Bien que dans les grands pays producteurs comme les Etats-Unis, le Canada, le Brésil ou l’Australie de telles machines autonomes ou se-mi-autonomes soient déjà utilisées, que des drones soient employés pour épandre des produits de traitement et que la gestion automatisée des silos soit déjà une réalité, ces technologies sont encore pour certaines très loin de conquérir l’agriculture helvétique.

En Suisse, les volumes de production sont trop faibles et la topographie trop irrégulière pour amortir ces modèles américains.
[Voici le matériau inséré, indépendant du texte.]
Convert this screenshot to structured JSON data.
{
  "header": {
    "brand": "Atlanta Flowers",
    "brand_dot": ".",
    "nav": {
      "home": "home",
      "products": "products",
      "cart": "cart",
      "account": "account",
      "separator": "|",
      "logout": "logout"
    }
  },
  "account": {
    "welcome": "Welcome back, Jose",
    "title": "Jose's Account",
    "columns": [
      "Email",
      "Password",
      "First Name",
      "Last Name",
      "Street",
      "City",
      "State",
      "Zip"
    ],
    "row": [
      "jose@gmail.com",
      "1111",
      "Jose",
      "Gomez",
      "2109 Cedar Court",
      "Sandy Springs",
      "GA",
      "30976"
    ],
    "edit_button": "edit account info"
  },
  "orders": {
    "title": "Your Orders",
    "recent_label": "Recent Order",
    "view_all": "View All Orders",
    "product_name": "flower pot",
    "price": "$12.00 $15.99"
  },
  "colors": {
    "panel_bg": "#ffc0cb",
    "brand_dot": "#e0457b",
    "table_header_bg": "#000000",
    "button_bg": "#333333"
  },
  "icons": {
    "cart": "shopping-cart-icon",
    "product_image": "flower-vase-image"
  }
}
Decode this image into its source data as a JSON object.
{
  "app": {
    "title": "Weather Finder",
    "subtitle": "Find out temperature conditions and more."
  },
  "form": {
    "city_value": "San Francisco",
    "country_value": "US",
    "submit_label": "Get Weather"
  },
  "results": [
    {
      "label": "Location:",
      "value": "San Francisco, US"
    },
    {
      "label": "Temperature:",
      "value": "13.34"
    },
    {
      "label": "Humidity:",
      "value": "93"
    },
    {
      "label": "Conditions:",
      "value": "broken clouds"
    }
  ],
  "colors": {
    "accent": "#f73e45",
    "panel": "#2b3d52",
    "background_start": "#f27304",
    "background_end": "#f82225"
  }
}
En raison des coûts d’investissement et de la taille plutôt restreinte des parcelles, le recours à la technologie par satellite incluant la gestion des données en temps réel sur les tracteurs et les moissonneuses devrait surtout entrer en ligne de compte pour les entreprises de travaux agricoles. L’utilisateur doit aussi investir du temps afin d’acquérir de la pratique et de maîtriser cette technique complexe. Aux Etats-Unis, les grands groupes de machines agricoles proposent des systèmes intégrés « tout en un », comprenant l’entretien des machines, la comptabilité, le budget et l’optimisation de la productivité.

Peut-être observera-t-on une évolution semblable à celle qu’a connue autrefois Marlise Stehli, les générations futures s’étonnant alors de la manière arriérée et peu dynamique dont l’agriculture actuelle était pratiquée.